This novel is Sophie Hannah’s third ‘new’ Hercule Poirot effort, reviving Agatha Christie’s unforgettable private investigator and all round sleuth. Again the character of Inspector Edward Catchpool narrates part of the tale, assuming a role which is part Captain Hastings and part Inspector Japp. Here, our Belgian hero tackles a diabolical murder set in the London of the 1930s, incorporating all the usual twists, turns and red herrings that Christie was known for. In short, four people have received letters purportedly from Poirot accusing them of the murder of a recently deceased man. Who sent the letters and why is the key to the whole mystery, indeed a whole series of mysteries within a mystery. This is the best of the three books so far – the characters are nicely recreated (you can almost hear David Suchet’s voice!), yet the author manages to give them a little of her own spin without straying too far from the originals.

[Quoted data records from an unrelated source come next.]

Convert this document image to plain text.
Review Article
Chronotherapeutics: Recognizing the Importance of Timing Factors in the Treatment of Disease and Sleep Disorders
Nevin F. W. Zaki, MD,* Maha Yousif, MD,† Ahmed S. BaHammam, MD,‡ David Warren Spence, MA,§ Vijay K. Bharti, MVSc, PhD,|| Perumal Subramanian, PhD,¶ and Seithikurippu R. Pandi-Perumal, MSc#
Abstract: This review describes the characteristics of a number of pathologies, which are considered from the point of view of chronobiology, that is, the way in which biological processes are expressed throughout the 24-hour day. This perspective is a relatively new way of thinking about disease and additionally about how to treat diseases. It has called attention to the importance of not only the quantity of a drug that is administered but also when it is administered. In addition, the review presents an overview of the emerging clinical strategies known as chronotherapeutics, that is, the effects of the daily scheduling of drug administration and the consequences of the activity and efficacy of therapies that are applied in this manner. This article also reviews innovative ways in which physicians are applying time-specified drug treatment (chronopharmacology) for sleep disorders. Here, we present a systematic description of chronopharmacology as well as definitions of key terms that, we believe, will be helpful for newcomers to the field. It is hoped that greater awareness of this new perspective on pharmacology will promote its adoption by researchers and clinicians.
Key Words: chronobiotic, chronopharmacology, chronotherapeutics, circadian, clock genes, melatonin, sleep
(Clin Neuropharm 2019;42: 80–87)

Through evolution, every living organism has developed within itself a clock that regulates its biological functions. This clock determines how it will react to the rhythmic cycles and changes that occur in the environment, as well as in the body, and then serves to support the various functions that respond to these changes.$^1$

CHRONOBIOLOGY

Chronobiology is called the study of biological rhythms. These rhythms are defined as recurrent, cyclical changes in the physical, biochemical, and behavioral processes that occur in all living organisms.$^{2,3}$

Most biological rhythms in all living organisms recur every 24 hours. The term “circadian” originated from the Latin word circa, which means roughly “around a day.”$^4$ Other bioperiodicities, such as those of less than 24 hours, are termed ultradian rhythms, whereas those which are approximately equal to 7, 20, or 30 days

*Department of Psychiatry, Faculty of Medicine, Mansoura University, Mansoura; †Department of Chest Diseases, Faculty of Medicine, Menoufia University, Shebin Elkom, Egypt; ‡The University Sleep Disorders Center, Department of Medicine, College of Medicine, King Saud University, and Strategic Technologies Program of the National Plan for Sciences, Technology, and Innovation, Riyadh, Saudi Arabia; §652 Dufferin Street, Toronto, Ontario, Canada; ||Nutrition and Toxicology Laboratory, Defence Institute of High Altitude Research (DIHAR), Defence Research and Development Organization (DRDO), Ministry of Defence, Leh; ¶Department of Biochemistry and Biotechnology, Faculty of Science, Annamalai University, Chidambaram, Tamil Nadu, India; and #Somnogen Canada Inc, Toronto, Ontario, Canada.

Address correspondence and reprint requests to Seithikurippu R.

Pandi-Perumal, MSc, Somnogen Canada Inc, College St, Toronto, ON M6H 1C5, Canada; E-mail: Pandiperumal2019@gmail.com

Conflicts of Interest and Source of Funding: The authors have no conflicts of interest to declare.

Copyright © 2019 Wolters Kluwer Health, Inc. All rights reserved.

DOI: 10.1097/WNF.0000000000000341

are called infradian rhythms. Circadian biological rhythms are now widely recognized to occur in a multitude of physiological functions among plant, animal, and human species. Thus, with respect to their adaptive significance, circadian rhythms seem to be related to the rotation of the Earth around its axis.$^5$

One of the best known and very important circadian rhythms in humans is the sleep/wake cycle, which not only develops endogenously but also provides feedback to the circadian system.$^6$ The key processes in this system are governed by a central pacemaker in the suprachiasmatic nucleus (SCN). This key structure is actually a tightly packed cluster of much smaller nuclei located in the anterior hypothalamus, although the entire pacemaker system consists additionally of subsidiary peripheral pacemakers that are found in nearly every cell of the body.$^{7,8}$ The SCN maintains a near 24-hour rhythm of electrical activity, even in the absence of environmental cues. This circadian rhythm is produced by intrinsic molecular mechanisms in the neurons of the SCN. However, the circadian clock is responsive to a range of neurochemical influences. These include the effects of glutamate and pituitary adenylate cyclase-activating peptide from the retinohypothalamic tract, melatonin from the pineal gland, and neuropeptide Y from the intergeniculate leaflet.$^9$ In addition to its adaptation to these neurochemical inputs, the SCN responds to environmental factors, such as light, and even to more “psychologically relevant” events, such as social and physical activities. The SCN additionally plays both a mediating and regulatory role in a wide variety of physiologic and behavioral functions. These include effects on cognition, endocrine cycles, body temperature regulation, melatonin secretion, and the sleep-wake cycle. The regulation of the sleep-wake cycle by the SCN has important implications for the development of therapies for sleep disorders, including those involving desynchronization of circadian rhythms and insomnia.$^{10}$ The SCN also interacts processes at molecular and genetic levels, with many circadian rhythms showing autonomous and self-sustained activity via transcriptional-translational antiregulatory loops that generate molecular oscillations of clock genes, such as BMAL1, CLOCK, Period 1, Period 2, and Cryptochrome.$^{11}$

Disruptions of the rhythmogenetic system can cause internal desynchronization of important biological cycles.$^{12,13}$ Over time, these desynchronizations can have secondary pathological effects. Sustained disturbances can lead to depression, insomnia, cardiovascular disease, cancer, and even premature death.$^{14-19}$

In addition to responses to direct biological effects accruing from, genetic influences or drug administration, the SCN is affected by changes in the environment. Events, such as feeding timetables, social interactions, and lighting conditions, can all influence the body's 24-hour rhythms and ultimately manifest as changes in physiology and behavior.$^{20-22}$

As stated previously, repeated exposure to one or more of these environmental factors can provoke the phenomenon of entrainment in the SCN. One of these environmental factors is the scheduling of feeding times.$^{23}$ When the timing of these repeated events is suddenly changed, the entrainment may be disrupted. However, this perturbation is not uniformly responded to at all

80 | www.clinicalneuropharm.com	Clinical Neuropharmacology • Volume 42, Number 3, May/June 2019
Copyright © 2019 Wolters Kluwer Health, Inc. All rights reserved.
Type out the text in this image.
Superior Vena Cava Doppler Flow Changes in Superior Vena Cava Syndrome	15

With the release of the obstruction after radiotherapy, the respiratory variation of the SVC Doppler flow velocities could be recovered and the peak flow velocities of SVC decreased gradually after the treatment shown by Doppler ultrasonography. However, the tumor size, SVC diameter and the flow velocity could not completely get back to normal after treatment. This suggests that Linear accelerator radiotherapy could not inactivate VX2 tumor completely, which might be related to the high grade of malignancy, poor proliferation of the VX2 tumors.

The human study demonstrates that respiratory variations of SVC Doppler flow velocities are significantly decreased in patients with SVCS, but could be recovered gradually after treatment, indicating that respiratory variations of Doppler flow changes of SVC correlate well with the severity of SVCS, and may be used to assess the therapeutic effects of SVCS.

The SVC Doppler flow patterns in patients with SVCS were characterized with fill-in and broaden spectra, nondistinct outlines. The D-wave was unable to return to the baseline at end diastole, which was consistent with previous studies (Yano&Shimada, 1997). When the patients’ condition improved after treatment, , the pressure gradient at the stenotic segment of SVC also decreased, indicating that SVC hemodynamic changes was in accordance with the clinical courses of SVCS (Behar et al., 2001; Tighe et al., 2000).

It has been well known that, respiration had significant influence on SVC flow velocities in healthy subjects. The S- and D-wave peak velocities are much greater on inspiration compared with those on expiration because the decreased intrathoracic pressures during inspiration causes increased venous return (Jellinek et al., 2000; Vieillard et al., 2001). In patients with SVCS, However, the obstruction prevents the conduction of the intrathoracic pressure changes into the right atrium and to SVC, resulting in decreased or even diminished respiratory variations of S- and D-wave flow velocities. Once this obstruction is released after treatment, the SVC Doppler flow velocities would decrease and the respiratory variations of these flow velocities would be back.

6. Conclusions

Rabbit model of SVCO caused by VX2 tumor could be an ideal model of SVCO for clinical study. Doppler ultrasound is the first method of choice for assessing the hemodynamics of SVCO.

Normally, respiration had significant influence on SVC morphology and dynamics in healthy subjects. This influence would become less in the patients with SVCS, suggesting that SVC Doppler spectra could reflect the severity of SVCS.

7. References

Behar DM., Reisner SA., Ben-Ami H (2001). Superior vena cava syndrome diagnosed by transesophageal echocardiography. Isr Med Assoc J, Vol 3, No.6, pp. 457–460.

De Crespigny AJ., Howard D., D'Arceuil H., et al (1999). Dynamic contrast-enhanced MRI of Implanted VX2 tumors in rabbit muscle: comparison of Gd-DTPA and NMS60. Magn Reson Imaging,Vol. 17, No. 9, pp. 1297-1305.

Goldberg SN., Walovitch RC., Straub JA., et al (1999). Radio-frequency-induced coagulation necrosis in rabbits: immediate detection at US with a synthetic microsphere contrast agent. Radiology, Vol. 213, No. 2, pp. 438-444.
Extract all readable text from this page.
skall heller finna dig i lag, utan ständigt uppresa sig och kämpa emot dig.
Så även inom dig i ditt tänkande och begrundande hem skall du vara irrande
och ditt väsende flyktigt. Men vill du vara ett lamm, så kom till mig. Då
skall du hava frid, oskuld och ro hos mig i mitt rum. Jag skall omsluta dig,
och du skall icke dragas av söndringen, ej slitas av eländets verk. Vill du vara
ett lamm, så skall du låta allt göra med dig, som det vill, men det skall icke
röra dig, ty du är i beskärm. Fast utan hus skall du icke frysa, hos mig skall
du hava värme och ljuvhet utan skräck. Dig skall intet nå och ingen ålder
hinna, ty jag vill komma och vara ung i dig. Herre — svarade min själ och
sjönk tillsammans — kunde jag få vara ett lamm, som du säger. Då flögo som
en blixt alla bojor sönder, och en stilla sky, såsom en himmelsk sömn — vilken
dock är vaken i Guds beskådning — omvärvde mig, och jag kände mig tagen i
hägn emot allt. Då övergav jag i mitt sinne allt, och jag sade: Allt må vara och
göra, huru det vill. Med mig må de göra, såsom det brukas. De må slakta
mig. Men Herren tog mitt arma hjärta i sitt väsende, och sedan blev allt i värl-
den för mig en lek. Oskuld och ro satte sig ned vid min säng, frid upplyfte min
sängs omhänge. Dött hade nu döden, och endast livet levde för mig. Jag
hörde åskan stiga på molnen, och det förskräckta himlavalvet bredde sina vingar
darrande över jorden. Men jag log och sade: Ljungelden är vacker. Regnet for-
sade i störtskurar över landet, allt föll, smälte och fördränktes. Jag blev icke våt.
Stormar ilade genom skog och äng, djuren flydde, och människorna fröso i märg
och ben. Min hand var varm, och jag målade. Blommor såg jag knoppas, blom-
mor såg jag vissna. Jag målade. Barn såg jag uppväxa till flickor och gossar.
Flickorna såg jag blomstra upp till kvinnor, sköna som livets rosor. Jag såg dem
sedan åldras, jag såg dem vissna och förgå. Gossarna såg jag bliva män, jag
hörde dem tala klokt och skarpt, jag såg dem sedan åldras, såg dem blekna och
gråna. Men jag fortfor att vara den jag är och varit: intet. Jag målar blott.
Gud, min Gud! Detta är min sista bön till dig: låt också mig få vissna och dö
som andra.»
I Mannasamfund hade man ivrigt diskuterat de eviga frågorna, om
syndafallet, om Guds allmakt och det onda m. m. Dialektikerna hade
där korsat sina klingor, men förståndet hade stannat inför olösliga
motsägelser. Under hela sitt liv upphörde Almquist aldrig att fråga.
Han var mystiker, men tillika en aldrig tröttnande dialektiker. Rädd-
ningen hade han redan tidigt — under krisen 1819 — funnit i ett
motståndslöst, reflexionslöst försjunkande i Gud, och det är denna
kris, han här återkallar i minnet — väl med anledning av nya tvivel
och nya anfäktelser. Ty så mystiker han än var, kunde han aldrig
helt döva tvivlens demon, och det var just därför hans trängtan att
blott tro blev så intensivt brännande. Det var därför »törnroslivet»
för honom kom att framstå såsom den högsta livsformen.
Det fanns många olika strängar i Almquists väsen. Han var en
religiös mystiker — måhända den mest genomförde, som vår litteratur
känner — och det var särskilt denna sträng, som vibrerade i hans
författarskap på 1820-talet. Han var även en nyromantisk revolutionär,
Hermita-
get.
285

As with all Christie novels, it’s nigh on impossible to piece together the clues in the twisty plot until the big reveal makes sense of it all. A clever homage to one of the great fictional detectives!
Length of Read:Medium
Might appeal to people who enjoyed…
The original Christie novels or the previous books in this new series – or mystery/detective tales in general.
One thing you’ve learned
It’s easy to see why the Christie Estate chose Hannah to chronicle the further adventures of Poirot, as she lovingly recreates the detective and his mannerisms, and beautifully evokes that whole era. This is a very worthy addition to the canon, and Dame Agatha herself, you feel, would be pleased to call the story her own.